PH
phileasfogg

Sale of BBC Television Centre confirmed by BBC Trust

I have a question. If the BBC is supposed to operate as a non-profit organization, how is there to be any long-term savings in outsourcing production activities to profit-motivated private contractors?

I'm no expert...but if you are a nonprofit, and you can do something for $100, then I, as a private company, will want to have my margin added on top of the actual $100 cost of the activity if I do it for you. (Or do some of these independent producers try to function as non-profits? I don't know...does anyone?)

Alternatively, if you have a unionised workforce and I don't...well....wages are usually one of the largest cost-components of any activity...

... is that really the point?
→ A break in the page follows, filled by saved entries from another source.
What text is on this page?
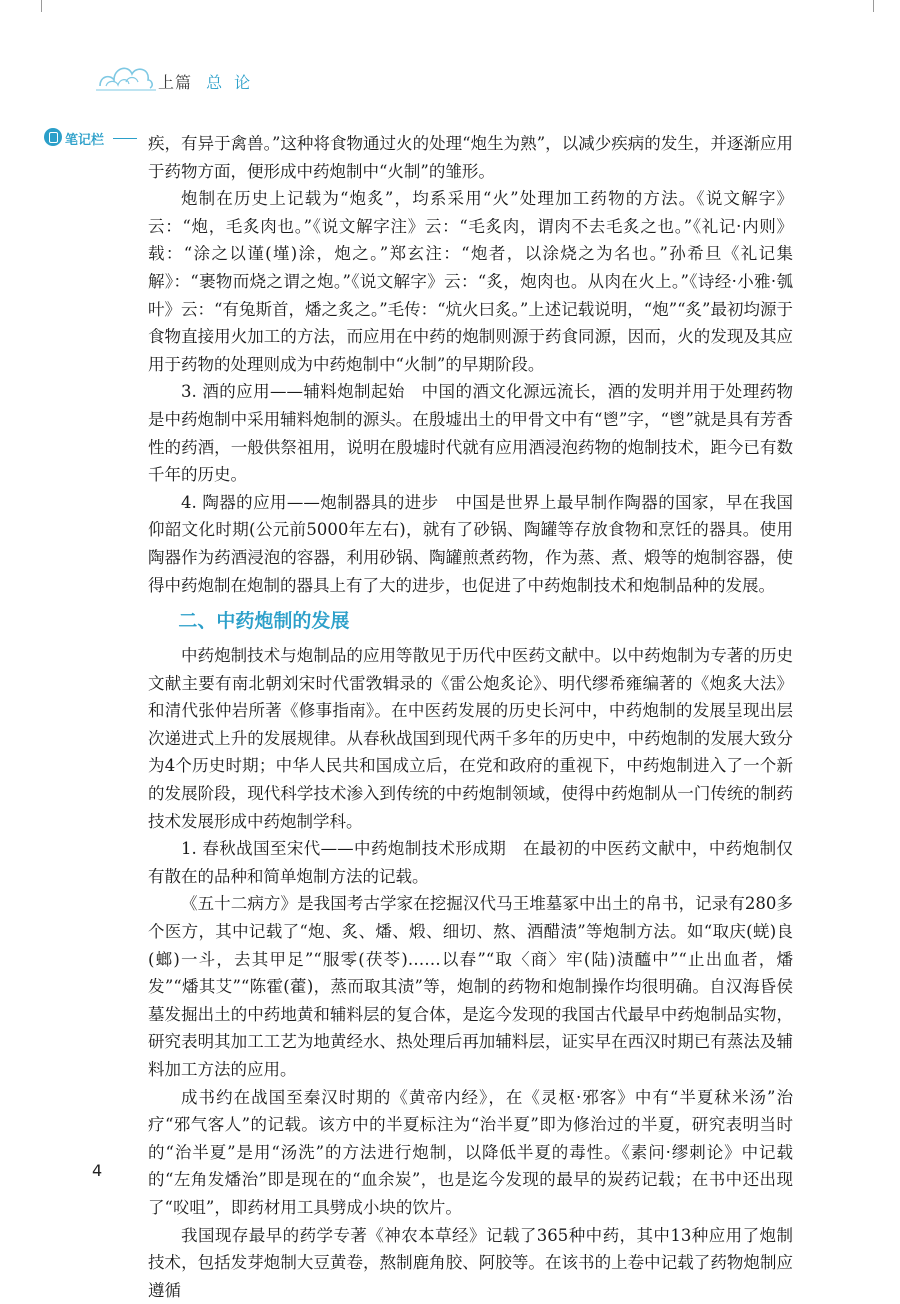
上篇 总论
笔记栏	疾，有异于禽兽。”这种将食物通过火的处理“炮生为熟”，以减少疾病的发生，并逐渐应用于药物方面，便形成中药炮制中“火制”的雏形。

炮制在历史上记载为“炮炙”，均系采用“火”处理加工药物的方法。《说文解字》云：“炮，毛炙肉也。”《说文解字注》云：“毛炙肉，谓肉不去毛炙之也。”《礼记·内则》载：“涂之以谨(墐)涂，炮之。”郑玄注：“炮者，以涂烧之为名也。”孙希旦《礼记集解》：“裹物而烧之谓之炮。”《说文解字》云：“炙，炮肉也。从肉在火上。”《诗经·小雅·瓠叶》云：“有兔斯首，燔之炙之。”毛传：“炕火曰炙。”上述记载说明，“炮”“炙”最初均源于食物直接用火加工的方法，而应用在中药的炮制则源于药食同源，因而，火的发现及其应用于药物的处理则成为中药炮制中“火制”的早期阶段。

3. 酒的应用——辅料炮制起始　中国的酒文化源远流长，酒的发明并用于处理药物是中药炮制中采用辅料炮制的源头。在殷墟出土的甲骨文中有“鬯”字，“鬯”就是具有芳香性的药酒，一般供祭祖用，说明在殷墟时代就有应用酒浸泡药物的炮制技术，距今已有数千年的历史。

4. 陶器的应用——炮制器具的进步　中国是世界上最早制作陶器的国家，早在我国仰韶文化时期(公元前5000年左右)，就有了砂锅、陶罐等存放食物和烹饪的器具。使用陶器作为药酒浸泡的容器，利用砂锅、陶罐煎煮药物，作为蒸、煮、煅等的炮制容器，使得中药炮制在炮制的器具上有了大的进步，也促进了中药炮制技术和炮制品种的发展。

二、中药炮制的发展

中药炮制技术与炮制品的应用等散见于历代中医药文献中。以中药炮制为专著的历史文献主要有南北朝刘宋时代雷敩辑录的《雷公炮炙论》、明代缪希雍编著的《炮炙大法》和清代张仲岩所著《修事指南》。在中医药发展的历史长河中，中药炮制的发展呈现出层次递进式上升的发展规律。从春秋战国到现代两千多年的历史中，中药炮制的发展大致分为4个历史时期；中华人民共和国成立后，在党和政府的重视下，中药炮制进入了一个新的发展阶段，现代科学技术渗入到传统的中药炮制领域，使得中药炮制从一门传统的制药技术发展形成中药炮制学科。

1. 春秋战国至宋代——中药炮制技术形成期　在最初的中医药文献中，中药炮制仅有散在的品种和简单炮制方法的记载。

《五十二病方》是我国考古学家在挖掘汉代马王堆墓冢中出土的帛书，记录有280多个医方，其中记载了“炮、炙、燔、煅、细切、熬、酒醋渍”等炮制方法。如“取庆(蜣)良(螂)一斗，去其甲足”“服零(茯苓)……以春”“取〈商〉牢(陆)渍醯中”“止出血者，燔发”“燔其艾”“陈霍(藿)，蒸而取其渍”等，炮制的药物和炮制操作均很明确。自汉海昏侯墓发掘出土的中药地黄和辅料层的复合体，是迄今发现的我国古代最早中药炮制品实物，研究表明其加工工艺为地黄经水、热处理后再加辅料层，证实早在西汉时期已有蒸法及辅料加工方法的应用。

成书约在战国至秦汉时期的《黄帝内经》，在《灵枢·邪客》中有“半夏秫米汤”治疗“邪气客人”的记载。该方中的半夏标注为“治半夏”即为修治过的半夏，研究表明当时的“治半夏”是用“汤洗”的方法进行炮制，以降低半夏的毒性。《素问·缪刺论》中记载的“左角发燔治”即是现在的“血余炭”，也是迄今发现的最早的炭药记载；在书中还出现了“㕮咀”，即药材用工具劈成小块的饮片。

我国现存最早的药学专著《神农本草经》记载了365种中药，其中13种应用了炮制技术，包括发芽炮制大豆黄卷，熬制鹿角胶、阿胶等。在该书的上卷中记载了药物炮制应遵循

4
Is all this outsourcing just designed to change the balance of power between the organizations and labour in the media industry in general (and the public service part of it in particular)? Or is it just that the structure of the BBC right now is getting in the way of evolving the corporation into whatever it is intended to evolve into? Part of some long-term plan to turn the BBC into something more like the American PBS or the Canadian CBC?

How many of the people who lose their positions at the BBC will end up joining the production concerns that the BBC will outsource to? What sort of positions, exactly are intended to be eliminated?

TVC is, when you get down to it, just famous real estate. But changing the way that content is produced is changing the way the BBC does its job. What sort of institution will it be after these changes are made?